Il y a longtemps maintenant, j'ai donc décidé de me taire. Ne plus entendre, jamais, le son de ma propre voix. J'espérais ainsi ne plus me mentir, j'espérais la liberté, j'espérais me rassembler.

J'ai cessé de parler un matin d'avril, parce que le printemps était là et que je déteste les fleurs. Je déteste les nommer : tulipes, narcisses, magnolias, forsythias. Je déteste leurs parfums, leurs couleurs, et par-dessus tout, je déteste leur insolence. Je hais l'espérance du printemps, les dialogues polis : "avec le beau temps", "il fait bon cette semaine". Les phrases passe-partout, qui n'engagent à rien, vides de sens, les dialogues bric-à-brac, le verbiage prêt-à-porter dont on se vêt pour les autres.

L'idée de me taire pour toujours ne m'est pas venue brutalement, elle s'est insinuée en moi et a fini par s'imposer comme une évidence. J'ai commencé par faire le tri : choisir mes mots et leurs destinataires. Une sorte d'écologie du langage, ne rien gaspiller, conserver l'indispensable et se défaire du superflu. Parler peu, à peu d’interlocuteurs, chercher l'essentiel du propos, la justesse du ton. Puis, petit à petit, je n'ai plus posé de questions ni relancé les conversations. Au fur et à mesure que je perdais le fil du langage, les mots ont fini par me paraître incongrus, étranges, factices. Peu m'importait la gêne de mes interlocuteurs et leurs tentatives désespérées pour briser le monologue que je leur imposais.

Je glissais doucement vers le silence avec délectation : ne plus me faire violence, avoir à m’expliquer, à justifier, à exister au travers du discours. Les mots étaient toujours là, bien sûr : sur mes écrans, à la radio ; tandis que ceux des autres continuaient d'entrer en moi.

Au départ simple révolte, ce silence que j'opposais au monde était devenu jubilatoire : je me fiche de ce que vous avez à me dire, je ne suis pas dupe de vos faux-semblants, de vos discours huilés, construits, policés.

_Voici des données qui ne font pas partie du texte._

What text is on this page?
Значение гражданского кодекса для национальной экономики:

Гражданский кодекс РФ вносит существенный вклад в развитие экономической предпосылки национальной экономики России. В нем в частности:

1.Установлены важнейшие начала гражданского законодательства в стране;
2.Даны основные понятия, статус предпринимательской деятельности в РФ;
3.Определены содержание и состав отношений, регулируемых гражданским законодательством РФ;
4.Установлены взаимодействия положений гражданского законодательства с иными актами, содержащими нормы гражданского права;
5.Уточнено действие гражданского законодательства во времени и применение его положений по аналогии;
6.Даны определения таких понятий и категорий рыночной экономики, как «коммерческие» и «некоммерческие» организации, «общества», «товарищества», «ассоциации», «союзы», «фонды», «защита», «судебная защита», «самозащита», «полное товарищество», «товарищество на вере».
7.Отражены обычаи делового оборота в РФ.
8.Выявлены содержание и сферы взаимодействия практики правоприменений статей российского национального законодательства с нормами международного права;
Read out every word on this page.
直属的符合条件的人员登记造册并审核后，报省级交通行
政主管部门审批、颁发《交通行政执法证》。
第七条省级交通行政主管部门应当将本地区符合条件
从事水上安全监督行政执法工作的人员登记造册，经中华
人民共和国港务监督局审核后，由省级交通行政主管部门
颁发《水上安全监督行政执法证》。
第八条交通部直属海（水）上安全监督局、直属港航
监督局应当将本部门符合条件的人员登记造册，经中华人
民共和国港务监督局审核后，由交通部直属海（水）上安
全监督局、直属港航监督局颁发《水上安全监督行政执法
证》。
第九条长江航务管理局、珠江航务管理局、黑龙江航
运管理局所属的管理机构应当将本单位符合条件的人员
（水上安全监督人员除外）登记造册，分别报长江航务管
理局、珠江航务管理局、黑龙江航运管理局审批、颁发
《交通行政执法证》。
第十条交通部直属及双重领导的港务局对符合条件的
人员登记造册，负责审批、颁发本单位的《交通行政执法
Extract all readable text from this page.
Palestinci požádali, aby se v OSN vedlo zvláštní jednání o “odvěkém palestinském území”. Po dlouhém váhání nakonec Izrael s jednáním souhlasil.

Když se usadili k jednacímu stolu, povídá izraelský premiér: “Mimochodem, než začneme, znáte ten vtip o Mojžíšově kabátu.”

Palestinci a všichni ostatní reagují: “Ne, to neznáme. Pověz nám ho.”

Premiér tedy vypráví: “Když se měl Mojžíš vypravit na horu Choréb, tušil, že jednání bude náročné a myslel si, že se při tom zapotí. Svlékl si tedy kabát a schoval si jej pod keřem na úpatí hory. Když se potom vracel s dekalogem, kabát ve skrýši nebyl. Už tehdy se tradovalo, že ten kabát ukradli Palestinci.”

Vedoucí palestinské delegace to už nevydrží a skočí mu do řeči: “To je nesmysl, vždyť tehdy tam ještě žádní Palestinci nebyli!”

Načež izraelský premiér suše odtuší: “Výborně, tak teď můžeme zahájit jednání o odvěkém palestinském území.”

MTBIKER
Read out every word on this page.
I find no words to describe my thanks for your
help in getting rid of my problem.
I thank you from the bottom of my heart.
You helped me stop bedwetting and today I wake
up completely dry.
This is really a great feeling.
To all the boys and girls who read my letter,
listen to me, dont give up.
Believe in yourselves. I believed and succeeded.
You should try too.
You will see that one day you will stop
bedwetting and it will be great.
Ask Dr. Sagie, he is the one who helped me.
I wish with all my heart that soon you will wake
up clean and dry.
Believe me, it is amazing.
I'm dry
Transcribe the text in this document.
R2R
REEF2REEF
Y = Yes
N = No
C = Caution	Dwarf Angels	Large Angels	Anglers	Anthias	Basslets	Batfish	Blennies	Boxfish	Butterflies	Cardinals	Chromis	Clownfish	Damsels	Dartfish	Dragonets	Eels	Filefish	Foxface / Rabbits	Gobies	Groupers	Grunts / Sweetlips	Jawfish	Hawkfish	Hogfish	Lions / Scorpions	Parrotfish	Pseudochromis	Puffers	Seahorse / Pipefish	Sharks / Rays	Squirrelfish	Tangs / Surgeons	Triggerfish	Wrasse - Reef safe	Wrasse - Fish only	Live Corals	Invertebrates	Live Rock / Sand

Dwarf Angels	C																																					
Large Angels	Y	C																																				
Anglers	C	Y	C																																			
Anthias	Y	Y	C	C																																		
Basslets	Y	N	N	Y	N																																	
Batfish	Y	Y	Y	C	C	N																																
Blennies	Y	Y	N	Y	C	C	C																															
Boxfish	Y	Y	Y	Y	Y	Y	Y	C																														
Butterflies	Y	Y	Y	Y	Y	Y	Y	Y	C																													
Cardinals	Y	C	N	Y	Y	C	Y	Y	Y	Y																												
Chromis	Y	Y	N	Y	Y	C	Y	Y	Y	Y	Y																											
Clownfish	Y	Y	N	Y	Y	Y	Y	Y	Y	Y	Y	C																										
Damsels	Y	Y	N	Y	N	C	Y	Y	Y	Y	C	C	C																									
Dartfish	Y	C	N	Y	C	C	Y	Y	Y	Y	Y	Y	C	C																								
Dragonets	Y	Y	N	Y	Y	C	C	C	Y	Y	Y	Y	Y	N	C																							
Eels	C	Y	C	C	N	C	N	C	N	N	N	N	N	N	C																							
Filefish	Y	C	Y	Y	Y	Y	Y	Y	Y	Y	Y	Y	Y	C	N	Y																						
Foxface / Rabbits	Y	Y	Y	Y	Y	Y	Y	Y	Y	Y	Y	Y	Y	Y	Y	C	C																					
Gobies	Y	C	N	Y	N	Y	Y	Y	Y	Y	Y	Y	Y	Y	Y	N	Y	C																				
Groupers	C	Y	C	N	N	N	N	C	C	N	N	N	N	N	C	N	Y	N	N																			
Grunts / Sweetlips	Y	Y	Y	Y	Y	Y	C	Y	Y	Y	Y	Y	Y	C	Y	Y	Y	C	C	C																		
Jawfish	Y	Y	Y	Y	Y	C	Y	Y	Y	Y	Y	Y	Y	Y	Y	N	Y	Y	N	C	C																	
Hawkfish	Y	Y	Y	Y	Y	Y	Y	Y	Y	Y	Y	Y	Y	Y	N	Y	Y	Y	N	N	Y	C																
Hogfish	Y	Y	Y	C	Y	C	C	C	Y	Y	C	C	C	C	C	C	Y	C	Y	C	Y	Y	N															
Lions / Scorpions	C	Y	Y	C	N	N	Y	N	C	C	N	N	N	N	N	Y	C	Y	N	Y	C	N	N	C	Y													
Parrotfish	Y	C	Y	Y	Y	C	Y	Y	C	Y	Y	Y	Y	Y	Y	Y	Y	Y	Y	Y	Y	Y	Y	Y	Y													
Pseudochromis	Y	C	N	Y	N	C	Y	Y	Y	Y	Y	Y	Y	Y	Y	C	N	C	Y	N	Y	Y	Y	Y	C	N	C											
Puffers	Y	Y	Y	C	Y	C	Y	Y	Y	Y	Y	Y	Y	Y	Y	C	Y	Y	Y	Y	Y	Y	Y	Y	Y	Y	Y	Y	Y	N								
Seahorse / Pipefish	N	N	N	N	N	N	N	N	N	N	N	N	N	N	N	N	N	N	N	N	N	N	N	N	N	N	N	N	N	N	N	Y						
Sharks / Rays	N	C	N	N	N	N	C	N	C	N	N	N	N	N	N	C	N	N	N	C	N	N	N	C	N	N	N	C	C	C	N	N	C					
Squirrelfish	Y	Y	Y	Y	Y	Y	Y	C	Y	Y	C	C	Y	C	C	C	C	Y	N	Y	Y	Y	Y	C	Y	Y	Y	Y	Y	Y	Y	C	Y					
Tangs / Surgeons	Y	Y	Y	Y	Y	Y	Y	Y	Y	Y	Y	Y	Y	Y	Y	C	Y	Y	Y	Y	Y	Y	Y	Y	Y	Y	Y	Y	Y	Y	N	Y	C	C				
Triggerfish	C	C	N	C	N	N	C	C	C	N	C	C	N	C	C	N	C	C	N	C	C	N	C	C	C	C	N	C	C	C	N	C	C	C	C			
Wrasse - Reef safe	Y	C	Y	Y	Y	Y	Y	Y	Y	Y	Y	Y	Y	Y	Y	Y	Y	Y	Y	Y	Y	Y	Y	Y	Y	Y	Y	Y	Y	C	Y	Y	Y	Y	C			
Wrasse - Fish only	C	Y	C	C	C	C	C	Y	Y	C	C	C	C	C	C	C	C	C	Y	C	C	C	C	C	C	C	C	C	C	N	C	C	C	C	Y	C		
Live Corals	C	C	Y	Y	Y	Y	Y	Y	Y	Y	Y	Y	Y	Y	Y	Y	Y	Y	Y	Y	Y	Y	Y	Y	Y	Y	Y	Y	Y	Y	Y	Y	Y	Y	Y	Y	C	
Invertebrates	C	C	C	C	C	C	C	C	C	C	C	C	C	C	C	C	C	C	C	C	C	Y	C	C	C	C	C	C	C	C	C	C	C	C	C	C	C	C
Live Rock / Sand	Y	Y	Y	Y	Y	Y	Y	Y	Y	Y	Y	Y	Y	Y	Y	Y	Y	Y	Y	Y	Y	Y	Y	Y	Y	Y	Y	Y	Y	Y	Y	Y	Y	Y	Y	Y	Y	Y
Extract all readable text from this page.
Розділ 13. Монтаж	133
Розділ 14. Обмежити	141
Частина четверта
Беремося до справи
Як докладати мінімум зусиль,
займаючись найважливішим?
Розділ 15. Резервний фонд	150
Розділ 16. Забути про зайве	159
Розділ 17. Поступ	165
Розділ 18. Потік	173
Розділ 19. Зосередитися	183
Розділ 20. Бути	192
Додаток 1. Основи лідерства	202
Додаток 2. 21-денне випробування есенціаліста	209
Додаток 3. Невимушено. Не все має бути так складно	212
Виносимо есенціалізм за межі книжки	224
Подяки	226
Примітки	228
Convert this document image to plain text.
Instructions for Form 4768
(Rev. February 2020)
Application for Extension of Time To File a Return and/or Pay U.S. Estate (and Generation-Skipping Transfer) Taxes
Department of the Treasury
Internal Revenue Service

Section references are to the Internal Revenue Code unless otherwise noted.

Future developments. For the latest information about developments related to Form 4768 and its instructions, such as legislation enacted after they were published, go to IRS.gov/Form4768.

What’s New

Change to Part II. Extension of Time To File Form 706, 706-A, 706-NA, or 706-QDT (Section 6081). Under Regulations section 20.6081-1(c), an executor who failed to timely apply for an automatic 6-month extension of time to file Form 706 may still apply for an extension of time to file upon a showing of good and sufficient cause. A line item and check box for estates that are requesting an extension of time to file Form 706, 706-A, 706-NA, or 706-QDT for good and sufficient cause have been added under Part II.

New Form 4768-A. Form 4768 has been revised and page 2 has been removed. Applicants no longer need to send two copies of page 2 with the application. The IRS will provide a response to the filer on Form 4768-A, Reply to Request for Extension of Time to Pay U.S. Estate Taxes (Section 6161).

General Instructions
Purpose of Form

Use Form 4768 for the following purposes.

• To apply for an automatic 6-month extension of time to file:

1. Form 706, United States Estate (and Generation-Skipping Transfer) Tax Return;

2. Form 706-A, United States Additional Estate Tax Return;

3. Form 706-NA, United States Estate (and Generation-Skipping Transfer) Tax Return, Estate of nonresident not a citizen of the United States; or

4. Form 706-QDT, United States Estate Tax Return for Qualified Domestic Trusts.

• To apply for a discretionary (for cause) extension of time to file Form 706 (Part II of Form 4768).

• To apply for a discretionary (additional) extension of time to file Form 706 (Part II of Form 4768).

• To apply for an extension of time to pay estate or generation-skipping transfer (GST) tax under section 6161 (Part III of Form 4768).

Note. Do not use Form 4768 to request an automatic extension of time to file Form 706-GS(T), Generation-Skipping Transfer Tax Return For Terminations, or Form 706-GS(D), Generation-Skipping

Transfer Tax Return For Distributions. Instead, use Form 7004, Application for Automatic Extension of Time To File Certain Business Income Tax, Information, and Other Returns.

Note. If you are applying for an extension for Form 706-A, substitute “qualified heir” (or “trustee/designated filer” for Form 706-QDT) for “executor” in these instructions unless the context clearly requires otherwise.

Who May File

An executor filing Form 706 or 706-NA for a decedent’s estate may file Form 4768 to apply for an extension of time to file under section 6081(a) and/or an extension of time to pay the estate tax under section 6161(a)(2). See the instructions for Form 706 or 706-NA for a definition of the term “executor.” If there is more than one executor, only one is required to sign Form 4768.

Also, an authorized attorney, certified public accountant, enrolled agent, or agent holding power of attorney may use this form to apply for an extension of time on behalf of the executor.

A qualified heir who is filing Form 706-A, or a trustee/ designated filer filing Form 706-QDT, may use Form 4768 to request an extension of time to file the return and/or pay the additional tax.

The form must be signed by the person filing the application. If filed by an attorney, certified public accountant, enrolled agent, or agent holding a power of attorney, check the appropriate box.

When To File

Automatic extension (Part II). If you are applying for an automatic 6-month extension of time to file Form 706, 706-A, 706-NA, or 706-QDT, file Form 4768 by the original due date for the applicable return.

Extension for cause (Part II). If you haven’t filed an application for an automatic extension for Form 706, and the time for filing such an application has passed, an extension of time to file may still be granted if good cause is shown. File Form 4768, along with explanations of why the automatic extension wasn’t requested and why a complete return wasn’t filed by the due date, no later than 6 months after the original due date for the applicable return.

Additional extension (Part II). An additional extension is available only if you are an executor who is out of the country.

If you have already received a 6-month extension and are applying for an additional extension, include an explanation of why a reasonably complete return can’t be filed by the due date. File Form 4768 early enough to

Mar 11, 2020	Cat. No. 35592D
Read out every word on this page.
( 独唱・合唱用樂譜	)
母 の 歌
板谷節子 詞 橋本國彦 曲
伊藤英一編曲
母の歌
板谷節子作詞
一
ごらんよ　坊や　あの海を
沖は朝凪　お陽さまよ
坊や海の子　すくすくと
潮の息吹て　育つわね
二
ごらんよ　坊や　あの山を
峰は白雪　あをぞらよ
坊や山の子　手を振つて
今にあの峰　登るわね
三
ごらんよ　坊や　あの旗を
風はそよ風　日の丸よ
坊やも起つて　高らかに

Le seul langage de vérité est celui du silence.

Plus personne ne pouvait me percer à jour. Je voyais la panique s'emparer de ceux-là mêmes qui avaient autrefois tant de questions à me poser ; non, je n'ai rien à vous dire, rien, rien, rien !

~

Ne m'avais-tu pas dit que tu m'aimais ? Tant de fois ces mots susurrés, affirmés, proclamés, brandis comme un étendard, une justification de nous. Futilité. Blasphème. Fiction.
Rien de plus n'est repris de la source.